Source - The New England Patriots unveiled new throwback alternate uniforms to be worn on select games during the 2022 NFL season. Check out photos of Patriots players Kendrick Bourne, David Andrews, Matthew Judon & Matthew Slater wearing the new jerseys, pants and helmet for the first time, and take a close up look at the details, which feature a red jersey with white and blue shoulder stripes, white pants with red and blue stripes and a white helmet with the Pat Patriot logo.
It's fitting that the Patriots would use a throwback photo of Andre Tippett in announcing the triumphant return of Pat Patriot helmets and red jerseys after a 10-year hiatus due to NFL concussion safety protocols' ban on alternate helmets. Not just because he's a Hall of Famer. Or because he's the second best Patriot of the pre-Dynasty Era after only John Hannah. But because when the old uniform was replaced with the Flying Elvis helmet and blue jersey back in 1993, the new look was introduced at a press conference, modeled by Tippett. I remember specifically because that was the first offseason with Bill Parcells, who was asked what he thought. And he said, "Uniforms look great when they've got great players wearing them. So anything looks great on Andre Tippett," or words to that effect. Well put.
The team explains on their official site:
"There's nothing like the old throwback jerseys," Tippet said. "I'd love to see more people representing old-school football." ...
It didn't feel right to blend the red throwback jerseys with a silver helmet and the modern-day logo, so the alternate was taken out of the Patriots' rotation for the meantime.

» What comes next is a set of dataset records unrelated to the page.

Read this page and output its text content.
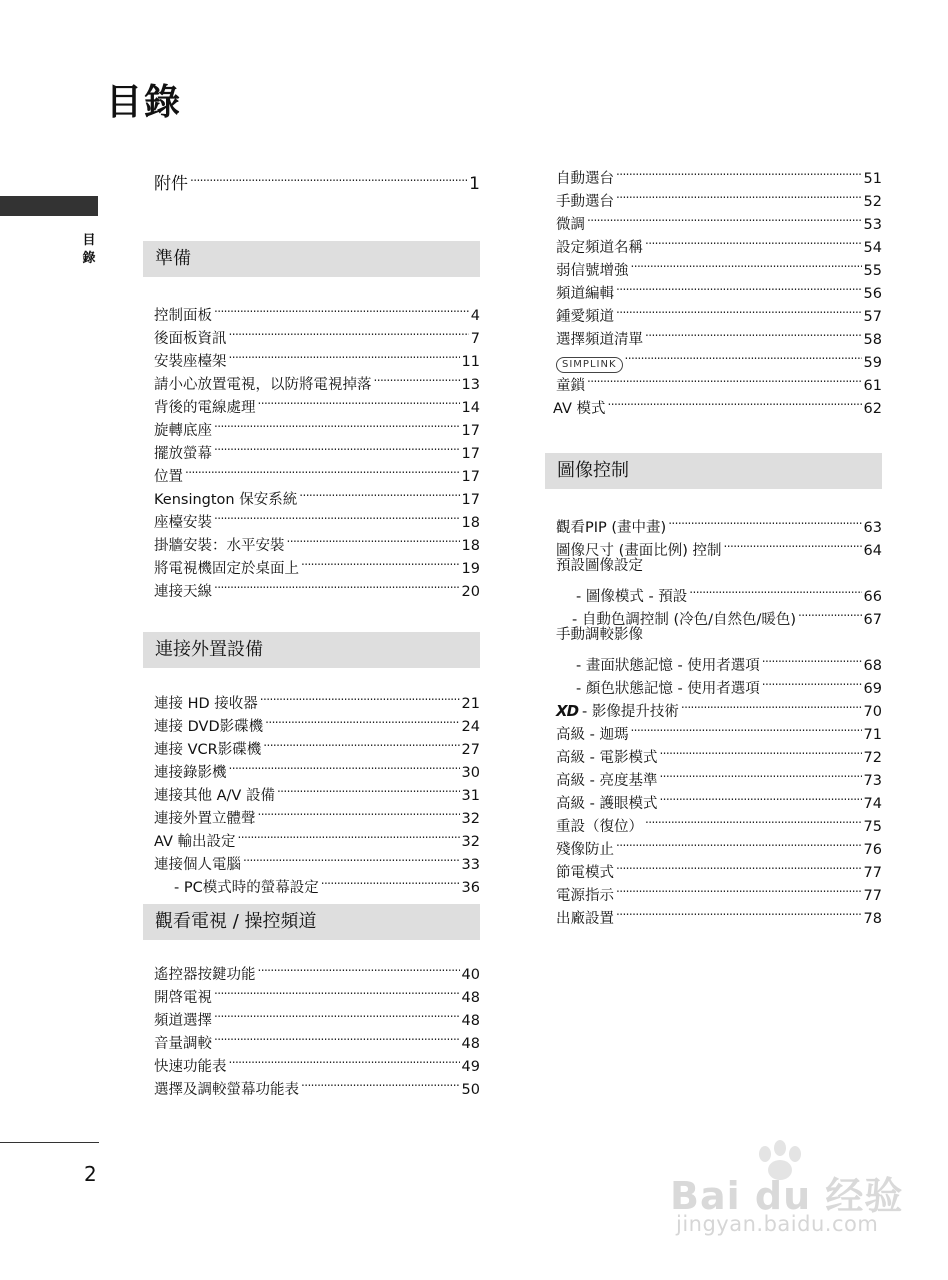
目錄
目錄
附件 . . .	1
準備
控制面板 . . .	4
後面板資訊 . . .	7
安裝座檯架 . . .	11
請小心放置電視，以防將電視掉落 . . .	13
背後的電線處理 . . .	14
旋轉底座 . . .	17
擺放螢幕 . . .	17
位置 . . .	17
Kensington 保安系統 . . .	17
座檯安裝 . . .	18
掛牆安裝：水平安裝 . . .	18
將電視機固定於桌面上 . . .	19
連接天線 . . .	20
連接外置設備
連接 HD 接收器 . . .	21
連接 DVD影碟機 . . .	24
連接 VCR影碟機 . . .	27
連接錄影機 . . .	30
連接其他 A/V 設備 . . .	31
連接外置立體聲 . . .	32
AV 輸出設定 . . .	32
連接個人電腦 . . .	33
- PC模式時的螢幕設定 . . .	36
觀看電視 / 操控頻道
遙控器按鍵功能 . . .	40
開啓電視 . . .	48
頻道選擇 . . .	48
音量調較 . . .	48
快速功能表 . . .	49
選擇及調較螢幕功能表 . . .	50
自動選台 . . .	51
手動選台 . . .	52
微調 . . .	53
設定頻道名稱 . . .	54
弱信號增強 . . .	55
頻道編輯 . . .	56
鍾愛頻道 . . .	57
選擇頻道清單 . . .	58
SIMPLINK . . .	59
童鎖 . . .	61
AV 模式 . . .	62
圖像控制
觀看PIP (畫中畫) . . .	63
圖像尺寸 (畫面比例) 控制 . . .	64
預設圖像設定
- 圖像模式 - 預設 . . .	66
- 自動色調控制 (冷色/自然色/暖色) . . .	67
手動調較影像
- 畫面狀態記憶 - 使用者選項 . . .	68
- 顏色狀態記憶 - 使用者選項 . . .	69
XD - 影像提升技術 . . .	70
高級 - 迦瑪 . . .	71
高級 - 電影模式 . . .	72
高級 - 亮度基準 . . .	73
高級 - 護眼模式 . . .	74
重設（復位） . . .	75
殘像防止 . . .	76
節電模式 . . .	77
電源指示 . . .	77
出廠設置 . . .	78
2	Bai du 经验
jingyan.baidu.com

Behind the scenes, though, New England led the charge to change the rule while maintaining player safety.
"There was a sort of understanding here that, no, we're not going to wear the silver helmets with the red throwbacks, right? That would be a different alternate uniform," Ali Towle, Vice President of Customer Marketing & Brand for Kraft Sports + Entertainment, said.
"We wanted to stay pure to that original throwback, and so that's why we waited and kept lobbying the league to change it back. We fought the good fight."
And to that, I think I can speak for all good, decent, red-blooded Pats fans with a discerning eye for style around the globe when I say,
Granted, it's just the throwback uni. The one we saw 12 times since the new one was adopted. With a record of 9-3 or .750, which is more or less what their winning percentage was for much of that time period. And since it's perhaps inappropriate to go completely away from the look with which they've had such incomparable success, I'll settle for once or twice a year.
In high school I had an English class called Semantics, in which we spent a lot of time discussing how words and symbols come to be synonymous with the thing they represent. Which is why we invented euphemisms that change over time. Because the word itself can have unpleasant connotations if you don't like the thing it's describing. Thus "toilet" becomes "rest room," "janitor" becomes "custodian" and "dwarf" becomes "little person." And sooner or later, you have to change those terms as well.
Well as a symbol, Pat Patriot represents some success. Some great players and moments, such as the Chuck Fairbanks' teams of the 70s or the Ray Berry team that was beating the '85 Bears 3-0 in Super Bowl XX. (I forget what happened over the last 58 minutes of that one.) But all in all, it came to be a symbol of futility. Of a brokeass ownership constantly broke and threatening to move to another market. Of dysfunction and mismanagement. The worst stadium in all of pro sports and losing ownership of said stadium because of Michael Jackson. For real. (It's a long story I'll get into sometime. But it's all here.) Whereas the post-1993 look - particularly its post-2001 iterations - is synonymous with success. Flying Elvis is recognized around the globe. And it strikes fear into the heart of all who stand before it like the gold eagle carried by the Roman legions.
And yet, strictly from the standpoint of aesthetics, there's no comparison. The old one is an achievement in color scheme and pattern. Pat Patriot is the perfect representation of the team's name and the region they play in. The only reason the league pushed for a change was that it's so intricate, it was hard to recreate using mid-90s technology. But in a completely digital age, there's no issue at all with reproducing it. As a side note, a few years ago I met Phil Bissell, the original artist who drew Pat back in 1960. Which I'm pretty sure was 15 years before the man was was born.
Regardless, 62 years after Pat Patriot was born, he'll be back on NFL fields where he belongs. You may say this doesn't matter and talking about it is a waste of time. If so, you have no appreciation for the finer things in this life and I have nothing but pity for you. May God have mercy on your soul.
Thanks to the Patriots organization for fighting this good fight. The world just became a more stylish place.